Doubao Unveils Advanced Real-time Voice Model for AI Dialogue
Recently, Doubao Company announced the launch of its new real-time voice large model, which it claims achieves a "cliff-like lead" in Chinese dialogue. This advancement marks a significant enhancement in artificial intelligence (AI) conversational capabilities, now fully available in the Doubao App (version 7.2.0 Spring Edition). Users can expect a richer and more authentic voice communication experience.
According to reports, Doubao's real-time voice large model integrates speech understanding and generation into a seamless end-to-end dialogue system. This technological breakthrough enables the model to excel in voice expressiveness, control, and emotional continuity, featuring low latency and the capacity to interrupt conversations at any time. Such improvements greatly enhance the user interaction experience. The official statement indicates that this technology not only boosts IQ but also emotional intelligence, thereby facilitating a better understanding and expression of emotions.
The latest update introduces a real-time voice call feature, leveraging Doubao's large model to adjust dialogue pace, retroflex sounds, volume, and breathiness according to different scenarios. Moreover, the new voice function can mimic various vocal tones, support multiple dialects, and engage in English conversations. It even has the ability to sing certain songs, raising the realism of human-machine dialogue to a level where it becomes difficult to distinguish between human and machine.
Doubao's research and development team has stated that this new technology is built on an end-to-end framework, which deeply integrates speech and text patterns through native methods for unified modeling. This design not only optimizes the processes of speech recognition and generation but also endows AI with a richer "soul," enhancing its capability to communicate effectively with humans.

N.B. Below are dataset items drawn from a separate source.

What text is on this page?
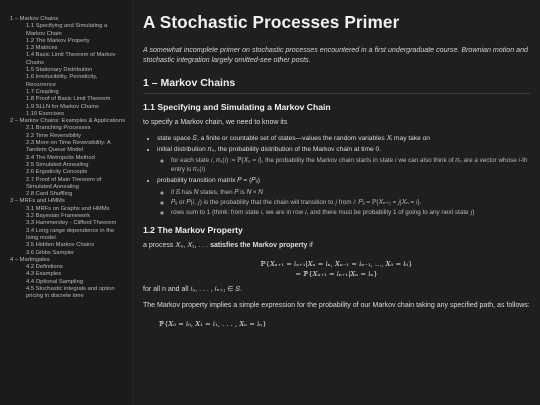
1 – Markov Chains
1.1 Specifying and Simulating a Markov Chain
1.2 The Markov Property
1.3 Matrices
1.4 Basic Limit Theorem of Markov Chains
1.5 Stationary Distribution
1.6 Irreducibility, Periodicity, Recurrence
1.7 Coupling
1.8 Proof of Basic Limit Theorem
1.9 SLLN for Markov Chains
1.10 Exercises
2 – Markov Chains: Examples & Applications
2.1 Branching Processes
2.2 Time Reversibility
2.3 More on Time Reversibility: A Tandem Queue Model
2.4 The Metropolis Method
2.5 Simulated Annealing
2.6 Ergodicity Concepts
2.7 Proof of Main Theorem of Simulated Annealing
2.8 Card Shuffling
3 – MRFs and HMMs
3.1 MRFs on Graphs and HMMs
3.2 Bayesian Framework
3.3 Hammersley - Clifford Theorem
3.4 Long range dependence in the Ising model
3.5 Hidden Markov Chains
3.6 Gibbs Sampler
4 – Martingales
4.2 Definitions
4.3 Examples
4.4 Optional Sampling
4.5 Stochastic integrals and option pricing in discrete time
A Stochastic Processes Primer

A somewhat incomplete primer on stochastic processes encountered in a first undergraduate course. Brownian motion and stochastic integration largely omitted-see other posts.

1 – Markov Chains
1.1 Specifying and Simulating a Markov Chain

to specify a Markov chain, we need to know its

• state space 𝑆, a finite or countable set of states—values the random variables 𝑋ᵢ may take on
• initial distribution 𝜋₀, the probability distribution of the Markov chain at time 0.
◦ for each state 𝑖, 𝜋₀(𝑖) := ℙ{𝑋₀ = 𝑖}, the probability the Markov chain starts in state 𝑖 we can also think of 𝜋₀ are a vector whose 𝑖-th entry is 𝜋₀(𝑖)
• probability transition matrix 𝑃 = (𝑃ᵢⱼ)
◦ if 𝑆 has 𝑁 states, then 𝑃 is 𝑁 × 𝑁
◦ 𝑃ᵢⱼ or 𝑃(𝑖, 𝑗) is the probability that the chain will transition to 𝑗 from 𝑖: 𝑃ᵢⱼ = ℙ{𝑋ₙ₊₁ = 𝑗|𝑋ₙ = 𝑖}.
◦ rows sum to 1 (think: from state 𝑖, we are in row 𝑖, and there must be probability 1 of going to any next state 𝑗)
1.2 The Markov Property

a process 𝑋₀, 𝑋₁, . . . satisfies the Markov property if

ℙ{𝑋ₙ₊₁ = 𝑖ₙ₊₁|𝑋ₙ = 𝑖ₙ, 𝑋ₙ₋₁ = 𝑖ₙ₋₁, ..., 𝑋₀ = 𝑖₀}
= ℙ{𝑋ₙ₊₁ = 𝑖ₙ₊₁|𝑋ₙ = 𝑖ₙ}

for all n and all 𝑖₀, . . . , 𝑖ₙ₊₁ ∈ 𝑆.

The Markov property implies a simple expression for the probability of our Markov chain taking any specified path, as follows:

ℙ{𝑋₀ = 𝑖₀, 𝑋₁ = 𝑖₁, . . . , 𝑋ₙ = 𝑖ₙ}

The launch of Doubao's real-time voice large model in the domain of Chinese voice dialogue promises to provide users with an unprecedented interactive experience and facilitate the growth of intelligent voice technology. This innovation set to redefine the standards of AI engagement in conversational settings, ensuring that users enjoy interactions that feel increasingly natural and human-like.
Key Points
- Doubao's new voice model enhances AI conversational capabilities in Chinese.
- The model integrates speech understanding and generation for improved user experience.
- The real-time voice call feature allows for flexible adjustments in dialogue.
- New functionalities include mimicry of various vocal tones and singing abilities.
- The technology aims to bridge the gap between human and machine communication.